Objectif Cinéma : Quand avez-vous eu le sentiment d’atteindre une sorte de maturité dans le métier ?

Jean-Pierre Lelong : C’est difficile à dire, car je n’ai pas souffert à faire ce métier-là. Le plus important dans ce métier, c’est le synchronisme, et j’ai assez vite maîtrisé la chose. Après, c’étaient des questions plus techniques. J’ai mis 6 mois à me familiariser avec les endroits, parce qu’ils sont différents : on ne place pas les micros de la même façon dans un grand espace que dans un petit. Et avoir un feeling avec l’ingénieur du son qui est derrière et qui fait la prise de son. Parce que la réussite d’un bon bruitage, c’est évidemment un travail d’équipe. Donc, si le bruiteur est bon et que l’ingénieur du son est mauvais, les bruitages sont mauvais, et inversement : avec un mauvais bruiteur, cela ne fera pas du bon travail.

Mais je me suis familiarisé avec le son assez vite, car j’y ai baigné énormément dans mon enfance (3), quand j’étais à l’école. Les jeudis, à l’époque j’étais toute la journée, collé à la vitre du studio, et je voyais défiler la bande-rythmo (4) en dessous de l’image. Après, cela ne m’a pas posé de problème.


  Angel Heart (c) D.R.

Objectif Cinéma : Comment imaginez-vous un son ?

Jean-Pierre Lelong : Je suis très attentif dans la vie à l’environnement sonore, et c’est l’imagination qui fonctionne ensuite. Je suis dans mon audit, j’ai une masse de matériel, et je sais qu’avec l’aide de l’ingénieur du son et de la technique, j’arrive à faire de la neige avec de la maïzena, et des chevaux avec des entonnoirs. Et c’est quelque chose qui m’est venu un jour : comme je ne pouvais pas faire entrer un cheval dans l’audit, il fallait bien que je trouve une solution ! Quand je fais du ski, je prends aussi de la maïzena avec du sable, et puis des bandes de K7 vidéos ; j’ai fait des essais sur des tissus et cela fait exactement le bruit du ski.
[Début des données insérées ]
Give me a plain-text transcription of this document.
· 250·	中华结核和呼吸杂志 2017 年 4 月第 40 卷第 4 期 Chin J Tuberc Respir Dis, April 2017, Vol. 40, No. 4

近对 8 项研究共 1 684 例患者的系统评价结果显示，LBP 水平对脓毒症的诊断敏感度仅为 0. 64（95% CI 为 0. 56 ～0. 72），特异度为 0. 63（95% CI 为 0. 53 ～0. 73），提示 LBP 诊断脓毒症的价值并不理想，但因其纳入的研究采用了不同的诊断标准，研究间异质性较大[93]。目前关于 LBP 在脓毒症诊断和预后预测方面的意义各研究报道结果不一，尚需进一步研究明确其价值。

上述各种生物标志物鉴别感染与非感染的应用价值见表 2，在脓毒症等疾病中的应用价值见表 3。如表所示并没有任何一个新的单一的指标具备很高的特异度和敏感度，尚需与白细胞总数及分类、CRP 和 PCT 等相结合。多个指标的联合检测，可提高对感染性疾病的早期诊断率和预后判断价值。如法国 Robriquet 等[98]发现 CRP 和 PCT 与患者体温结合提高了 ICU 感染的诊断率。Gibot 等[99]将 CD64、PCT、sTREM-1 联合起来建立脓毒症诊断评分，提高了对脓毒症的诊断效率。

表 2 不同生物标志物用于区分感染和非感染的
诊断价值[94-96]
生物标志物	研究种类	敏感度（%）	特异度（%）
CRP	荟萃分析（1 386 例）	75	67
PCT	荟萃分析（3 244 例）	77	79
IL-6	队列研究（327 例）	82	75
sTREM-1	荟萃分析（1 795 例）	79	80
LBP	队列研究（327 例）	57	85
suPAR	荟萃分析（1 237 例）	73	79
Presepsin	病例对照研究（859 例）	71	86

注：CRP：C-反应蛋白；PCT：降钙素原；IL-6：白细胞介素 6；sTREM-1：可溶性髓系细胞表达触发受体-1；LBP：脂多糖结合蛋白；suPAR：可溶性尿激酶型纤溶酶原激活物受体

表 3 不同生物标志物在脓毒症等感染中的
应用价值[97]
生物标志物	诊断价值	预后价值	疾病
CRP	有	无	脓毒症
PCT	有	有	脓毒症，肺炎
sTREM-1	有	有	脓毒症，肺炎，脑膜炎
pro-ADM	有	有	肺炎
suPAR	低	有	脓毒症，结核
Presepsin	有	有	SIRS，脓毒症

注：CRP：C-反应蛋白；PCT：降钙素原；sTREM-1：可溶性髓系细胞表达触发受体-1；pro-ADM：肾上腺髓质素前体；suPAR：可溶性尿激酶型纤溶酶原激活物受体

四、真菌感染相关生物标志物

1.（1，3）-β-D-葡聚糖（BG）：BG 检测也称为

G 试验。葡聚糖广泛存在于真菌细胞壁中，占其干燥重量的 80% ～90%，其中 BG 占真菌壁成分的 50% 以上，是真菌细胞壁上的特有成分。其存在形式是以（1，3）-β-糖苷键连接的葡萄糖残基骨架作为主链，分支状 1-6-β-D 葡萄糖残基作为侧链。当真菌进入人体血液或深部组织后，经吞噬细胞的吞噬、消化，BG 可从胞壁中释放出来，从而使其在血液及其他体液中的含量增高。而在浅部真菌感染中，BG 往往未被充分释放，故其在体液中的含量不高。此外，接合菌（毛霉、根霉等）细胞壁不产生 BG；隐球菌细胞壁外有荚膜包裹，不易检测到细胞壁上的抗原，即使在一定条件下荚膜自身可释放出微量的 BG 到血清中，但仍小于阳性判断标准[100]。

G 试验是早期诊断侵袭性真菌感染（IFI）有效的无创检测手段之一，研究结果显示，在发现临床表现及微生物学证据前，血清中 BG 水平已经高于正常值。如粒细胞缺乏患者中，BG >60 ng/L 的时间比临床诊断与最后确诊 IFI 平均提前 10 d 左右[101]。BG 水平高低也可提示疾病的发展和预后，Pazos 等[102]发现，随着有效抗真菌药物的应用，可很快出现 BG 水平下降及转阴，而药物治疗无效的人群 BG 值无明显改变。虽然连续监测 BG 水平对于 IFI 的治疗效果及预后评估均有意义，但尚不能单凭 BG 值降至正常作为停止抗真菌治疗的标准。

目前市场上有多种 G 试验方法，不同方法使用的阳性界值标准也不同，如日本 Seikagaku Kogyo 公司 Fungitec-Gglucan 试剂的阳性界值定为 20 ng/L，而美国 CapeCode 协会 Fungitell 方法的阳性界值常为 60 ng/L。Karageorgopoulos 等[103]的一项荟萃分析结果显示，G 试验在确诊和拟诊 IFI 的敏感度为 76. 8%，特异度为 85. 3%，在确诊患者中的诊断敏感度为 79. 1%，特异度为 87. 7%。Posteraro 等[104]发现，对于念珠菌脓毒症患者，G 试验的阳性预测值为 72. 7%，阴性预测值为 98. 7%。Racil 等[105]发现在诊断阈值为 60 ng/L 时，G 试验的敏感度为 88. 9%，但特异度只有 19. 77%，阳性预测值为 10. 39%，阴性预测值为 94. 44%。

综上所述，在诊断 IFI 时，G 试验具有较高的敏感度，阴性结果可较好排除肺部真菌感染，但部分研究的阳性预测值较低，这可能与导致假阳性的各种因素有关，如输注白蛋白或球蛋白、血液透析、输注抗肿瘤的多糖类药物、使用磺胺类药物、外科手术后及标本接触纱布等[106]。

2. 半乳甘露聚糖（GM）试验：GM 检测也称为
Toujours aidé par la personne derrière, qui booste les basses et remet les aigus, je me rendais compte que ça fonctionnait.

C’est perpétuellement une recherche, avec des trucs parfois assez cons, par exemple une essoreuse à salade : quand on tourne vite, on s’aperçoit que cela fait exactement le bruit du démarrage du métro. C’est avoir de l’oreille, et se dire : " je n’ai pas l’ustensile, comment faire ? ". C’est être toujours en éveil à l’environnement sonore.